Önce biraz daha fazla harika olanından başlayayım:
Coen'lerin "No Country for Old Man/İhtiyarlara Yer yok"undan sonraki "Burn After Reading/Aramızda Casus Var"ını biraz zayıf bulmuştum. Beklediğim kara komedi şaheseri nihayet geldi. Bire bir örtüşmese de otobiyografit ögeler filmde fazlasıyla mevcut. 60ların Amerika kırsalında, Yahudi bir ailenin daha doğrusu Yahudi bir aile babasının başına gelenleri sinema dünyasında Coen'lerden daha iyi anlatabilecek kimse yoktur her halde. Bir bahtsız bedevi filmi olarak Oliver Stone'un "U-Turn/Kaybedenler"ine benzettim "A Serious Man/Ciddi Bir Adam"ı. Oldukça kişisel ve biraz cemaat içi bir film olmasına rağmen, "A Serious Man"deki kara mizah duygusu seyriciye kolaylıkla geçebiliyor. Star olsun olmasın çok iyi oyuncu yönetimi ve çok iyi görüntü yönetimi artık Coen'ler için standart oldu. Oralara hiç bulaşmıyorum ama bence artık üst düzey zeka ürünü olmak da Coen'ler için standart olmaya başladı. Umarım yutmam bu lafı. İki sene sonra görüşürüz.

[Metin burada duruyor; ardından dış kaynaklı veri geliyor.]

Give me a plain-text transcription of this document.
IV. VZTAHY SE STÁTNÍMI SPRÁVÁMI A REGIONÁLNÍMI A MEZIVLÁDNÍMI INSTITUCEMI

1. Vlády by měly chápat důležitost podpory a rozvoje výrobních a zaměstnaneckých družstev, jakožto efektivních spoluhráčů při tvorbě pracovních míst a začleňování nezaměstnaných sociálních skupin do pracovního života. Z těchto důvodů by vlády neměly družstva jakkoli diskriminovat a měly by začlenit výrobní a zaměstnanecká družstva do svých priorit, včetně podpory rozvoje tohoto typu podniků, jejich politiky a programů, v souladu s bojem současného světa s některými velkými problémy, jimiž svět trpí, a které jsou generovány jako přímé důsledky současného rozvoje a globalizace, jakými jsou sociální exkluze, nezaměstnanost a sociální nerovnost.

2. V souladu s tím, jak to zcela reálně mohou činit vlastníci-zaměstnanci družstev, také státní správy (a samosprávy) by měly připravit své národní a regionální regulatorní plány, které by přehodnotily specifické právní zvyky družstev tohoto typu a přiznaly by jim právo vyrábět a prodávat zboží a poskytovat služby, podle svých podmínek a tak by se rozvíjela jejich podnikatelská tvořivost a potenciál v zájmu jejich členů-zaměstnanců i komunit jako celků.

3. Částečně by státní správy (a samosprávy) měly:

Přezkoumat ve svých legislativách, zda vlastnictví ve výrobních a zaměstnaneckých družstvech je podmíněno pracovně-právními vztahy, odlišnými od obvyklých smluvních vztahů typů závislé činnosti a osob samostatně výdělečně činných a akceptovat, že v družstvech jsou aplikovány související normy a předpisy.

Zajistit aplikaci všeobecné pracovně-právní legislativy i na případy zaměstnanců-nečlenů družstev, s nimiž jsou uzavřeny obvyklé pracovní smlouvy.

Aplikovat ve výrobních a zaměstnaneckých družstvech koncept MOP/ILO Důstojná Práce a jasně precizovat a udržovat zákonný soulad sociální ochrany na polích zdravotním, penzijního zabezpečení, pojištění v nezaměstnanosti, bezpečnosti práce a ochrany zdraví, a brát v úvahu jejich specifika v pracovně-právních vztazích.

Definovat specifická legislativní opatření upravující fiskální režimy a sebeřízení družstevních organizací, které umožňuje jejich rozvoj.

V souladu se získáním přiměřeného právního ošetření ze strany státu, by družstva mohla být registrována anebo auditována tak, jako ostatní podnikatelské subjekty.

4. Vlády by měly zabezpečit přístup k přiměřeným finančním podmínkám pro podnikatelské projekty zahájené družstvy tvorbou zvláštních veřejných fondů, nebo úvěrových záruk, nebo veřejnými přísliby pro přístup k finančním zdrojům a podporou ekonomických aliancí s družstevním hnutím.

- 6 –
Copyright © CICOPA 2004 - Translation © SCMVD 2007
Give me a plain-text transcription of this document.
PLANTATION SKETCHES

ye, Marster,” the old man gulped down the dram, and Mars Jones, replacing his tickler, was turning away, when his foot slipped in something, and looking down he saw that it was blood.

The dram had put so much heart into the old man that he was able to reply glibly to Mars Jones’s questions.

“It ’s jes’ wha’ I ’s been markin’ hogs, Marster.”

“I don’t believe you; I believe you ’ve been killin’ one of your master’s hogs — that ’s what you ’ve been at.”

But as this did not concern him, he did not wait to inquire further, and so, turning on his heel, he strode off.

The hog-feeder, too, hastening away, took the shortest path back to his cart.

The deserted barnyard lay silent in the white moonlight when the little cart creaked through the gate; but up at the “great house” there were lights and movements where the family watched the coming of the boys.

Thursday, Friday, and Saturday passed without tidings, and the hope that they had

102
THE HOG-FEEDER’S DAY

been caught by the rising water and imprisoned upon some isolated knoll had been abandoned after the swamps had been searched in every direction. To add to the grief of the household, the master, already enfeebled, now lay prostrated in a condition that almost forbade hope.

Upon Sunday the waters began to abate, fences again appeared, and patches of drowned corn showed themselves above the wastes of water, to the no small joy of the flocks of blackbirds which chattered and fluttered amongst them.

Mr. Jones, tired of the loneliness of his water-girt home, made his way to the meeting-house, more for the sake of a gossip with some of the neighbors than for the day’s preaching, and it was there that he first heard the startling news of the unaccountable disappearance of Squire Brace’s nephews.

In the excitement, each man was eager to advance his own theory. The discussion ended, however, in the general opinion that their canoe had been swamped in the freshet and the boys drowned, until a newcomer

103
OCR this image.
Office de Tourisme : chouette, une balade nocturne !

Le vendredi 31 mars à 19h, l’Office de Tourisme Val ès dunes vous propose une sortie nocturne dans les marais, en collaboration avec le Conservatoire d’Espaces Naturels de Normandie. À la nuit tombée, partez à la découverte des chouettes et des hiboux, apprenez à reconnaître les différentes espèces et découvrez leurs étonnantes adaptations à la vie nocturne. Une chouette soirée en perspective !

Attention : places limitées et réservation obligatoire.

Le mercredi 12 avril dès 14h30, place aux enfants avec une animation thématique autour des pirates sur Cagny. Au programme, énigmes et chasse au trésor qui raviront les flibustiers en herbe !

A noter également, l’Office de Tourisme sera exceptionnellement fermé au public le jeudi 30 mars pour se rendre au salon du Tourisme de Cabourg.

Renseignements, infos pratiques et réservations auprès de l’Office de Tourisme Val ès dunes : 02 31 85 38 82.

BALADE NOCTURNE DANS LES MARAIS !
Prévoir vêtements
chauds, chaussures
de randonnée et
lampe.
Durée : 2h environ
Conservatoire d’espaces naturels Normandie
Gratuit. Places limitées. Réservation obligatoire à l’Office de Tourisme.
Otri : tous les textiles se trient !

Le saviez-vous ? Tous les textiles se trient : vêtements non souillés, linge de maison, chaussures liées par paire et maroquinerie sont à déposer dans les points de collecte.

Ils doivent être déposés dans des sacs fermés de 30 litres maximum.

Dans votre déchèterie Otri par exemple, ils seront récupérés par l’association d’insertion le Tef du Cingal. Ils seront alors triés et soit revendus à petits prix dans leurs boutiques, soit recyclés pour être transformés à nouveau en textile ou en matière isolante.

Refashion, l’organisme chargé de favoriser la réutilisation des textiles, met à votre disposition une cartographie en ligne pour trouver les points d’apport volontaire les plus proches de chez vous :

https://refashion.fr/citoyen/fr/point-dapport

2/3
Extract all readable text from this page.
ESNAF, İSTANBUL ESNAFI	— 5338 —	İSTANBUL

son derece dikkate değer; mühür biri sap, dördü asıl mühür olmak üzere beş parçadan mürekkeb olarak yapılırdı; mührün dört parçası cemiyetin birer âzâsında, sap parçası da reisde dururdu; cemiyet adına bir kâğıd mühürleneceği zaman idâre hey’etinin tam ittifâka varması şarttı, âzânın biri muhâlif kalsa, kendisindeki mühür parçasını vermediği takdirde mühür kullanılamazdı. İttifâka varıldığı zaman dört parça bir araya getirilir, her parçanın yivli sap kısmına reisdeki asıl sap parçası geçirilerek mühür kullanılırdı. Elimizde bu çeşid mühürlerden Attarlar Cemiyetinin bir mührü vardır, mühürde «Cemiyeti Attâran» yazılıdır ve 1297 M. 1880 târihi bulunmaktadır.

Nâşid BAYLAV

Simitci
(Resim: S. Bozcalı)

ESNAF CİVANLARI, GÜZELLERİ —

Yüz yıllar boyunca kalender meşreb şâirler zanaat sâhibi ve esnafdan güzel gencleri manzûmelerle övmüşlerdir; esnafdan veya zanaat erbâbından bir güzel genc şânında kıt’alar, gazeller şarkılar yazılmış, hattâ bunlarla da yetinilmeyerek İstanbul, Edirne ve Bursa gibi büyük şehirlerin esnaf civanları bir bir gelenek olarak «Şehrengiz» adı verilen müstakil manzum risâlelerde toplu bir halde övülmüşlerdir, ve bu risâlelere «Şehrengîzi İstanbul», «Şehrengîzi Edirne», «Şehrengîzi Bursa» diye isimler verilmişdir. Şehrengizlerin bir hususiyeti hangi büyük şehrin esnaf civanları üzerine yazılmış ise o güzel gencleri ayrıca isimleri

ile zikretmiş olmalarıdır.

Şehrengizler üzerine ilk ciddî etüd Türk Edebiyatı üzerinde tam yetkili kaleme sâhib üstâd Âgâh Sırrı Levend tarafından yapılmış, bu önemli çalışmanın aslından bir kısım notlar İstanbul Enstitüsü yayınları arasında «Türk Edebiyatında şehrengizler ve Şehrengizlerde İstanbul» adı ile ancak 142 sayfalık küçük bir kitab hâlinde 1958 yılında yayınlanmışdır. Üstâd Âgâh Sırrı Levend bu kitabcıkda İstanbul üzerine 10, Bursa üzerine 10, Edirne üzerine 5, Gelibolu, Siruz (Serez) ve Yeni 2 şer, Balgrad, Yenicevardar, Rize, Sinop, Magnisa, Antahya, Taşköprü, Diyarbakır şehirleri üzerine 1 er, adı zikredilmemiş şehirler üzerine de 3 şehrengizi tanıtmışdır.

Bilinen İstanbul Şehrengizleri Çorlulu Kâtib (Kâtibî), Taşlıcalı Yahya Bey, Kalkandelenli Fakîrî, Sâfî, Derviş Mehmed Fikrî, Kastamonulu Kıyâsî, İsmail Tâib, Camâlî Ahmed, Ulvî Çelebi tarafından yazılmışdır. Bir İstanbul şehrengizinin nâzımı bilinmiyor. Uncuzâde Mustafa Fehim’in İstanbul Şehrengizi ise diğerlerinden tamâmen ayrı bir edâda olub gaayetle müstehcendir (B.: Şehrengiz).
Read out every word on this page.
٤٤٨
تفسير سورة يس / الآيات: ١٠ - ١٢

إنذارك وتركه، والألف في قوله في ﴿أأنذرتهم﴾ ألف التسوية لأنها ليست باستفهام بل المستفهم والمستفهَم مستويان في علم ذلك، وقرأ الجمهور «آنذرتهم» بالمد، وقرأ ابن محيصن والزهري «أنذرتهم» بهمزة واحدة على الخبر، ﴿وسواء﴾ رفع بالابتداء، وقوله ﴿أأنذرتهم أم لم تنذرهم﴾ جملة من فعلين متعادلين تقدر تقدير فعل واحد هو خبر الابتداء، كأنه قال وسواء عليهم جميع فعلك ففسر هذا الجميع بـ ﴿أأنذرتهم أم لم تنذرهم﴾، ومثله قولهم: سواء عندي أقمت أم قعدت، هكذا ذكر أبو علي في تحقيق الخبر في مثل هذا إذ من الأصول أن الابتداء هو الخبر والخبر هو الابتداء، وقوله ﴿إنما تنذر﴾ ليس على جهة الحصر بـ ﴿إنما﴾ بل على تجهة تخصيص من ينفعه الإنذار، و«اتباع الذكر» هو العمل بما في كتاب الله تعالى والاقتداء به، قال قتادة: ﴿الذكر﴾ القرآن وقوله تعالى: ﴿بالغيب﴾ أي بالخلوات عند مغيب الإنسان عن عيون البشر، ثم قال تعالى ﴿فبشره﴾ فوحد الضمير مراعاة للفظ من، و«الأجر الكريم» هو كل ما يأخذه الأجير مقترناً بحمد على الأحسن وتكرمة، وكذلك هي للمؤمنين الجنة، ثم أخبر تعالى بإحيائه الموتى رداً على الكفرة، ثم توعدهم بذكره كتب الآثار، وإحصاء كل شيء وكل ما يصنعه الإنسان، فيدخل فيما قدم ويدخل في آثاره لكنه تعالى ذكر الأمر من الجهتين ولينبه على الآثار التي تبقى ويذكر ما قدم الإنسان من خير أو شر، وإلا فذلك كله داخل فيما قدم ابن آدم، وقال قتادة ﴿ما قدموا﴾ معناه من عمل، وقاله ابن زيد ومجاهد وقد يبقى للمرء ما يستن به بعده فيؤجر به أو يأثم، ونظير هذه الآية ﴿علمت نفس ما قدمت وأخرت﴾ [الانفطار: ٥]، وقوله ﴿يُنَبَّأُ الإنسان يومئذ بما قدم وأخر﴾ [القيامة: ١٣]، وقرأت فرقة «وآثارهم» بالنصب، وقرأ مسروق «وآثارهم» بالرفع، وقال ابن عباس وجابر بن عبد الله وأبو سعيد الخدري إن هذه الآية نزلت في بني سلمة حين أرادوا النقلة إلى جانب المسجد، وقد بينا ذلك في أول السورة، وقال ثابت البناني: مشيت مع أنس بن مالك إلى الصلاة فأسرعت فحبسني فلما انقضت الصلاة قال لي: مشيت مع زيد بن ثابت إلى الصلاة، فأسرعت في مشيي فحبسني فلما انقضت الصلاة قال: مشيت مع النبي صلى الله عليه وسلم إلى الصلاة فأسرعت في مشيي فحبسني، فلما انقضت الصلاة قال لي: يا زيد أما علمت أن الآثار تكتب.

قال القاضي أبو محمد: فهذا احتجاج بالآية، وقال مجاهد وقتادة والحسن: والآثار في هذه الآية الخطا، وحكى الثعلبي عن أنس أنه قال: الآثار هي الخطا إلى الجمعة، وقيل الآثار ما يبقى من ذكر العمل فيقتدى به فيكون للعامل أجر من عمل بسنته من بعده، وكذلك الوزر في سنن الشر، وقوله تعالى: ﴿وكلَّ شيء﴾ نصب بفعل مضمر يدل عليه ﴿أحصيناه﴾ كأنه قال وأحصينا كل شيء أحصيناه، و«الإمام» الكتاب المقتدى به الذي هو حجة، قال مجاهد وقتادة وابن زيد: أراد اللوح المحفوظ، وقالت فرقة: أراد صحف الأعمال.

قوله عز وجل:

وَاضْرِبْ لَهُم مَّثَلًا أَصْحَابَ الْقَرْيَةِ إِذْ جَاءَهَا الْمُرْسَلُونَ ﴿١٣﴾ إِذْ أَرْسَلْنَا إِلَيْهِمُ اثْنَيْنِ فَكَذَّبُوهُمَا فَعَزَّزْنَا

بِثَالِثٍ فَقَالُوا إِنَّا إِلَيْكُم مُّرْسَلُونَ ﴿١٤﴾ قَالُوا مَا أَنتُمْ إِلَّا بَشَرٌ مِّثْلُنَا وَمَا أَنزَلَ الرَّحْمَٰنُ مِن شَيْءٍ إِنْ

Biraz daha az harika olanı ise Emir Kusturica'nın "Scejas li se Dolly Bell/Dolly Bell'i Hatırlıyor Musun?". Bu filmde aynı şekilde bire bir bir otobiyografi değil ama Kusturica çok iyi bildiği, çocukluğunun Saraybosna'sını anlatıyor. Sosyalist olmaya çalışan bir idareye geçiş dönemi sancılarıyla karışık hayata yeni yeni gözlerini açan bir ergenin traji-komik maceraları ve hüzünle yoğrulmuş aşk hikayesini anlatıyor "Scejas li se Dolly Bell". Her şeyi parmaklarının arasından akıp giden ve kahreden bir aşk yaşayan Dino sürekli tekrarlıyor "her gün daha iyiye gidiyorum" ama ,özür diliyorum, nah iyiye gidiyor. Buradaki bu argo ifadeyi Kusturica'nın ne kadar da başarılı bir kara mizah örneği sergilediğini vurgulamak için kullandım. filmde bazı teknik sorunlardan kaynaklanan negatif durumlar mevcut ama onlar da hoş görülebilecek şeyler. 1981 yılında Yugoslavya'da ilk filmini çeken Kusturica'nın bu şartlar altındaki başarısını takdir etmek zorundayız.